To put it in perspective, I’ve been a month for seven months. The longest I’ve ever held a single job was a little over two years. The longest romantic relationship I’ve ever had (hey, babe) has been seven years. The longest I’ve ever lived the same residence was about nine years.
This blog is one of the biggest commitments of my life.
And yet…lately, my life has been really busy. I’m raising a baby and working almost every minute of the day, and at night I mostly just want to collapse and do nothing, but I usually have to catch up on work from the day. I’m tired. And more importantly, my brain is tired. It would be so easy to shut down this little site and call it a day.
And yet…I can never pull the trigger. And when I talk to friends who are just beginning to blog or thinking about starting their own, I feel a spark of excitement as I remember what blogging can be. It makes me want to start a blog all over again.
I started this blog out of a weird sense of obligation as a fledgling journalist. I kept it going as a creative outlet when my career wasn’t particularly creative.
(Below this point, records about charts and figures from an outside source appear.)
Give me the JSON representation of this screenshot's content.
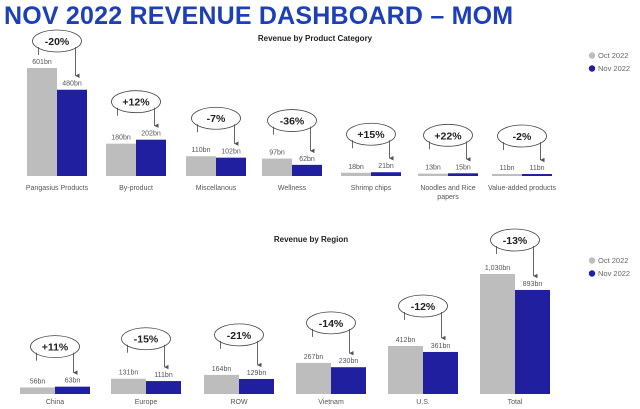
{
  "page": {
    "title": "NOV 2022 REVENUE DASHBOARD – MOM"
  },
  "colors": {
    "oct": "#bdbdbd",
    "nov": "#1f1fa0",
    "title": "#1d3fb8"
  },
  "chart_data": [
    {
      "type": "bar",
      "title": "Revenue by Product Category",
      "legend": {
        "position": "top-right"
      },
      "series": [
        {
          "name": "Oct 2022",
          "values": [
            601,
            180,
            110,
            97,
            18,
            13,
            11
          ],
          "labels": [
            "601bn",
            "180bn",
            "110bn",
            "97bn",
            "18bn",
            "13bn",
            "11bn"
          ]
        },
        {
          "name": "Nov 2022",
          "values": [
            480,
            202,
            102,
            62,
            21,
            15,
            11
          ],
          "labels": [
            "480bn",
            "202bn",
            "102bn",
            "62bn",
            "21bn",
            "15bn",
            "11bn"
          ]
        }
      ],
      "categories": [
        {
          "label": [
            "Pangasius Products"
          ],
          "change": "-20%"
        },
        {
          "label": [
            "By-product"
          ],
          "change": "+12%"
        },
        {
          "label": [
            "Miscellanous"
          ],
          "change": "-7%"
        },
        {
          "label": [
            "Wellness"
          ],
          "change": "-36%"
        },
        {
          "label": [
            "Shrimp chips"
          ],
          "change": "+15%"
        },
        {
          "label": [
            "Noodles and Rice",
            "papers"
          ],
          "change": "+22%"
        },
        {
          "label": [
            "Value-added products"
          ],
          "change": "-2%"
        }
      ],
      "ylim": [
        0,
        601
      ]
    },
    {
      "type": "bar",
      "title": "Revenue by Region",
      "legend": {
        "position": "top-right"
      },
      "series": [
        {
          "name": "Oct 2022",
          "values": [
            56,
            131,
            164,
            267,
            412,
            1030
          ],
          "labels": [
            "56bn",
            "131bn",
            "164bn",
            "267bn",
            "412bn",
            "1,030bn"
          ]
        },
        {
          "name": "Nov 2022",
          "values": [
            63,
            111,
            129,
            230,
            361,
            893
          ],
          "labels": [
            "63bn",
            "111bn",
            "129bn",
            "230bn",
            "361bn",
            "893bn"
          ]
        }
      ],
      "categories": [
        {
          "label": [
            "China"
          ],
          "change": "+11%"
        },
        {
          "label": [
            "Europe"
          ],
          "change": "-15%"
        },
        {
          "label": [
            "ROW"
          ],
          "change": "-21%"
        },
        {
          "label": [
            "Vietnam"
          ],
          "change": "-14%"
        },
        {
          "label": [
            "U.S."
          ],
          "change": "-12%"
        },
        {
          "label": [
            "Total"
          ],
          "change": "-13%"
        }
      ],
      "ylim": [
        0,
        1030
      ]
    }
  ]
}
In a lot of ways, it is my diary, my record of wins, losses, and all the feelings.
The blog has brought me emotional connections with people all around the world, including a few now real-life friends. While it has never been a source of major income for me, it has brought me business connections and opportunities I wouldn’t have otherwise had.
And, to be honest, I don’t want to stop blogging.
I think the struggle I’m having is that I don’t feel like I’m blogging well these days. I have all these ideas of things I want to do, but I’m not making the time or effort to put them into action. And it’s not that I don’t think I have good excuses why it doesn’t happen — I just wonder if I put a little more effort into time management, if maybe, just maybe, I could do it all.
(Welcome to my brain’s constant chorus: I never think I’m doing enough.)
So here’s what I’m thinking: I want to publish three times a week. And to keep myself accountable, I’m assigning a category for each post. And to keep my passion for the post alive, each of those categories will be one of my favorite things:
Post one will be a recipe or DIY, post two will be a product review or style-related (whether personal or home), and the third post will be a story. Because stories are what started this blog, and stories will always be what it’s about. My plan is to start next week.
I’ll be real with you guys, I’m a little nervous to publish this post. I’m nervous to say I’m going to do something when it will be extremely obvious and open if I fail. I hate failing. And I hate failing publicly.
But, you know what? After seven and a half years, I think I still have a few stories left to tell.